特に2011年に放送された『第53回 輝く! 日本レコード大賞』では、番組の照明チーフであるTBSテレビの近藤明人氏が日本照明家協会賞大賞、および文部科学大臣賞で受賞を果たすなど、レコ大のライティングは多方面で高く評価されている。そこで今回は、エーアンドエー主催のユーザーイベント「Vectorworks Solution Days 2013」にて開催された舞台照明セミナー「ビジュアライザーのこれから 『輝く! 日本レコード大賞』における使用例」で聞いた、レコ大におけるライティングの舞台裏を紹介する。

2012年に放送された『第54回 輝く! 日本レコード大賞』のオープニングシーン。階段を発光させたり、セットに赤い模様を投影するなど、さまざまな照明効果を取り入れている

本番までのカウントダウン

TBSテレビの柴崎友美氏(左)とテクニカルサプライジャパンの鈴木聖人氏(右)

本セミナーには、レコ大において照明オペレーター等を担当しているTBSの柴崎友美氏と、照明シミュレーションのデータ作成を担当しているテクニカルサプライジャパンの鈴木聖人氏が登壇。セミナー前半では、柴崎氏が本番までのスケジュールと照明に関する作業の流れを説明した。

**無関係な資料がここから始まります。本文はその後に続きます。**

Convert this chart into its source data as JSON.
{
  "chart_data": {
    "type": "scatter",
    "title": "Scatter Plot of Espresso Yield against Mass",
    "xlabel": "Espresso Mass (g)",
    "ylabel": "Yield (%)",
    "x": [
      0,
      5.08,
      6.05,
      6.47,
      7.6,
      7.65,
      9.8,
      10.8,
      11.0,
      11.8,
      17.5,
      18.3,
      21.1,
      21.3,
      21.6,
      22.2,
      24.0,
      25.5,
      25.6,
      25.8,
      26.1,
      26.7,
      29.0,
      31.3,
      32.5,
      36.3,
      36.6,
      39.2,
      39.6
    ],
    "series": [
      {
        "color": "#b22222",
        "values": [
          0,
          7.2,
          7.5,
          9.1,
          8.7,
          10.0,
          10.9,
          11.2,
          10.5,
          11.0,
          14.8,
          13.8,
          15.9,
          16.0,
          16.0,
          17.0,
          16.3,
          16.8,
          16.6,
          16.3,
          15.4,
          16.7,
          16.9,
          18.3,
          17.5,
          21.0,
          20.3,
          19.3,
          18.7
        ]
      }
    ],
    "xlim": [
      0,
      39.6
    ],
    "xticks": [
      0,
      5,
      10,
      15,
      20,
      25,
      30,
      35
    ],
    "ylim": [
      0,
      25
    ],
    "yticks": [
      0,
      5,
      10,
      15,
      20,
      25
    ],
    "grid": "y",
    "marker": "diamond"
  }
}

レコード大賞の受賞曲が決まるのは授賞式のわずか1カ月前。柴崎氏によると、受賞曲、つまり出演者が決まったこの段階でようやくスタッフが話し合いを始め、セットと演出プランを決定するのだという。そして照明スタッフはこの演出プランを受けて、どんな照明機材を使うか、どこに機材を吊うか、といった細かいライティングプランを決めていくのだ。

このセット模型を見ながら演出プランが練られたという

演出プランの一例。歌詞の横には演出に関する大まかな指示が記載されている

これまでのステージで実際に使われた灯体

照明器具はこのような仕込み図に従って設置される

ただし実際の会場に入り、照明器具の仕込みができるのは本番のわずか5日前。そして3日前にはステージでのリハーサルが始まってしまうため、機材の仕込みかけられる日数は実質2日間しかない。つまり、セットとの干渉がないか、総合的な色味はどうか、などを現場であれこれ調整するような時間がないため、事前に全体的なイメージをできるだけ正確に掴んでおく必要があるのだ。

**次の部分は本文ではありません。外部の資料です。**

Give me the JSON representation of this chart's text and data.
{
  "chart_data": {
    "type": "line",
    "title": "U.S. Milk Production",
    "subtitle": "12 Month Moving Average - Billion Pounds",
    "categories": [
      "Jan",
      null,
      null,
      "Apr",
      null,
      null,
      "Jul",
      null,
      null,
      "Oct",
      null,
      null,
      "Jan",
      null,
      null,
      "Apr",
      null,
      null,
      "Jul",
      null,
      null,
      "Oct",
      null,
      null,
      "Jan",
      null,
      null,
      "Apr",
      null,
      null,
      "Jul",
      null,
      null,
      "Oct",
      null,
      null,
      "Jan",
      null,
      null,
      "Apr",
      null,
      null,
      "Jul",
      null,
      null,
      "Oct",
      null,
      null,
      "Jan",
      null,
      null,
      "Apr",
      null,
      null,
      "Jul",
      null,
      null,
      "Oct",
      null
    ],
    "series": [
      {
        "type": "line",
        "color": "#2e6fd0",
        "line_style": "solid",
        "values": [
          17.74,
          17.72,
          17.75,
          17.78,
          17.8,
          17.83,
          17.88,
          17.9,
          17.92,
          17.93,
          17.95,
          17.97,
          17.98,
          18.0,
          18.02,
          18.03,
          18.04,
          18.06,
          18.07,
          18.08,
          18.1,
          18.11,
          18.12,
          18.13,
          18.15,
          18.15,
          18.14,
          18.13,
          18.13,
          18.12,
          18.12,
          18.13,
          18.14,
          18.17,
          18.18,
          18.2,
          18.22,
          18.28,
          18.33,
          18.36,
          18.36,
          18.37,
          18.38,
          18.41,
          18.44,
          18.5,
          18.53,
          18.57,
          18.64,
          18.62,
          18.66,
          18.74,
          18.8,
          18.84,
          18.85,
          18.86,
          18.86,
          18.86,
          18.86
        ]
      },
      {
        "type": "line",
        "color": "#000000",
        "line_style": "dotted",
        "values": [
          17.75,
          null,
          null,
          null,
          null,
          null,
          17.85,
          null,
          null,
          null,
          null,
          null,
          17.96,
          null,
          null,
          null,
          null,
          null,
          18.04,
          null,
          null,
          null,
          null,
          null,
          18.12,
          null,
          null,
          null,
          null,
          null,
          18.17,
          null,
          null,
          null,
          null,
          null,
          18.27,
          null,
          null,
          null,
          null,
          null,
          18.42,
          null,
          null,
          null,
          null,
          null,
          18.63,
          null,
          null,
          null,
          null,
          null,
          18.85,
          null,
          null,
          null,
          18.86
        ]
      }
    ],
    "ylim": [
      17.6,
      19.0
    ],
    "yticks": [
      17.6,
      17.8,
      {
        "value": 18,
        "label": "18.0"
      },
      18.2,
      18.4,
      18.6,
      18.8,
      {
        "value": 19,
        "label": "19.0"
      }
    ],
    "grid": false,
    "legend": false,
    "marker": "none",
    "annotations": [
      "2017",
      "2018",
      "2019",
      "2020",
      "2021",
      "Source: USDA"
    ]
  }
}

こういった課題に対応するため、エンターテイメント業界では「ビジュアライザー」と呼ばれる照明3Dシミュレーションソフトが広く使用されている。同社でも2010年より「LIGHT CONVERSE」というビジュアライザーソフトウェアが採用され、ライティングという"形のない"ステージ演出をコンピューター上の3D空間であらかじめシミュレーションできるようになった。事前に照明プランの整合性を確認することで、時間とコストの大幅な削減が可能となるのだ。

本番までのスケジュール

「LIGHT CONVERSE」使用風景。モニタには精巧なシミュレーション映像が表示されている

実際のセットを利用したリハーサル風景。照明プランの整合性を現場で確認する必要がなくなり、大幅な時間短縮が実現した

より正確なシミュレーションを目指して

セミナー後半では、「LIGHT CONVERSE」の販売代理店であり、実際にレコ大でシミュレーションデータの作成も手掛けているテクニカルサプライジャパンの鈴木氏が、レコ大における照明シミュレーションの歩みを語った。

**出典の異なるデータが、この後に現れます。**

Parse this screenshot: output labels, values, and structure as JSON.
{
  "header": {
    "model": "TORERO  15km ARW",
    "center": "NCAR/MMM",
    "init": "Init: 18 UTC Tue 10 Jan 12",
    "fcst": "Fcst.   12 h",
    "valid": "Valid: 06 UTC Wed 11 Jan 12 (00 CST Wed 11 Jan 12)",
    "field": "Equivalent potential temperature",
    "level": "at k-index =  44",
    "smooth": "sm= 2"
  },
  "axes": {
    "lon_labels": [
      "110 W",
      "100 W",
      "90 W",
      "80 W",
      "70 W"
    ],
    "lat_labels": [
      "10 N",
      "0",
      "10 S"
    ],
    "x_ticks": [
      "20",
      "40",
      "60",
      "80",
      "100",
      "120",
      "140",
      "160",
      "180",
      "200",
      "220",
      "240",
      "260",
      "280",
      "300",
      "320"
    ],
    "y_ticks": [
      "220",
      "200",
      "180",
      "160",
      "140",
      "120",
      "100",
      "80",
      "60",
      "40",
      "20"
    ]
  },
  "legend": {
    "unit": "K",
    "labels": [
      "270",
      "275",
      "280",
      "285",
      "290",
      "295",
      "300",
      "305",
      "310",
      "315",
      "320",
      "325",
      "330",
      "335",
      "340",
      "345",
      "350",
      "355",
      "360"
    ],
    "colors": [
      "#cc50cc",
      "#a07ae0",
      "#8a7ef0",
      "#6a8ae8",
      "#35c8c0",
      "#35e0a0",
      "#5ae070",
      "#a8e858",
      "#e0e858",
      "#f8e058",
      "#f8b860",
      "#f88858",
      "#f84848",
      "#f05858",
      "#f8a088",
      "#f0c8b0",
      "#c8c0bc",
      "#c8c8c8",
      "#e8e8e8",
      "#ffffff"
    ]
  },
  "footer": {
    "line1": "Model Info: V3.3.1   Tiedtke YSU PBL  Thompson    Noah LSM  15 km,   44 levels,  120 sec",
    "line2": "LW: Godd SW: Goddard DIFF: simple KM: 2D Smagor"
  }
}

ムービングライトの普及など照明演出の複雑化に伴い、「ビジュアライザーの出現は必然だった」と語る鈴木氏。確かに個々の照明の"動き"や"色味"などを頭の中で正確にイメージするのは難しく、さらにパフォーマーやビデオスクリーンなど動きのあるステージ要素とライティングの兼ね合いを見るのはもはや不可能に近い。

そういった背景を受けて進化したビジュアライザーだが、2010年のレコ大で初めてLIGHT CONVERSEが採用された際には、大きなステージの再現作業などにおいて苦労も多かったという。しかし、2012年にLIGHT CONVERSEから汎用CADソフト「Vectorworks」向けのプラグインが発売されたことにより、Vectorworksで作成された正確なオブジェクトデータをLIGHT CONVERSEのネイティブフォーマットで書き出せるようになった。建築業界などでも使用されているVectorworksと連携することで、より精密な3Dモデルを手軽に取り込み、利用できるようになったのだ。鈴木氏は今後、さらにセットのテクスチャを含めた3Dモデルの取り込みにもチャレンジしたいと考えているという。

Vectorworksで作成された3Dデータ

3DデータをLIGHT CONVERSEに読み込んだところ

セットにテクスチャを貼ると再現性が大幅に増す

最後に、2012年のレコード大賞における、LIGHT CONVERSEのシミュレーション画面と実際のオンエア映像を比べてみよう。ライティングは刻々と変化するため、色味は若干異なるように見えるが、それでもシミュレーションの再現性の高さが伝わるはずである。

シミュレーションデータ(左)とオンエア映像(右)

LIGHT CONVERSEのシミュレーションは、その完成度の高さゆえ「そのイメージに固執してしまうデメリットもある」と柴崎氏。とはいえ、それだけリアルな再現が可能だからこそ、まるで1つの映像作品を見ているかのような統一感あるステージ作りが実現しているのだろう。次回のレコード大賞では是非ライティングにも注目してみてほしい。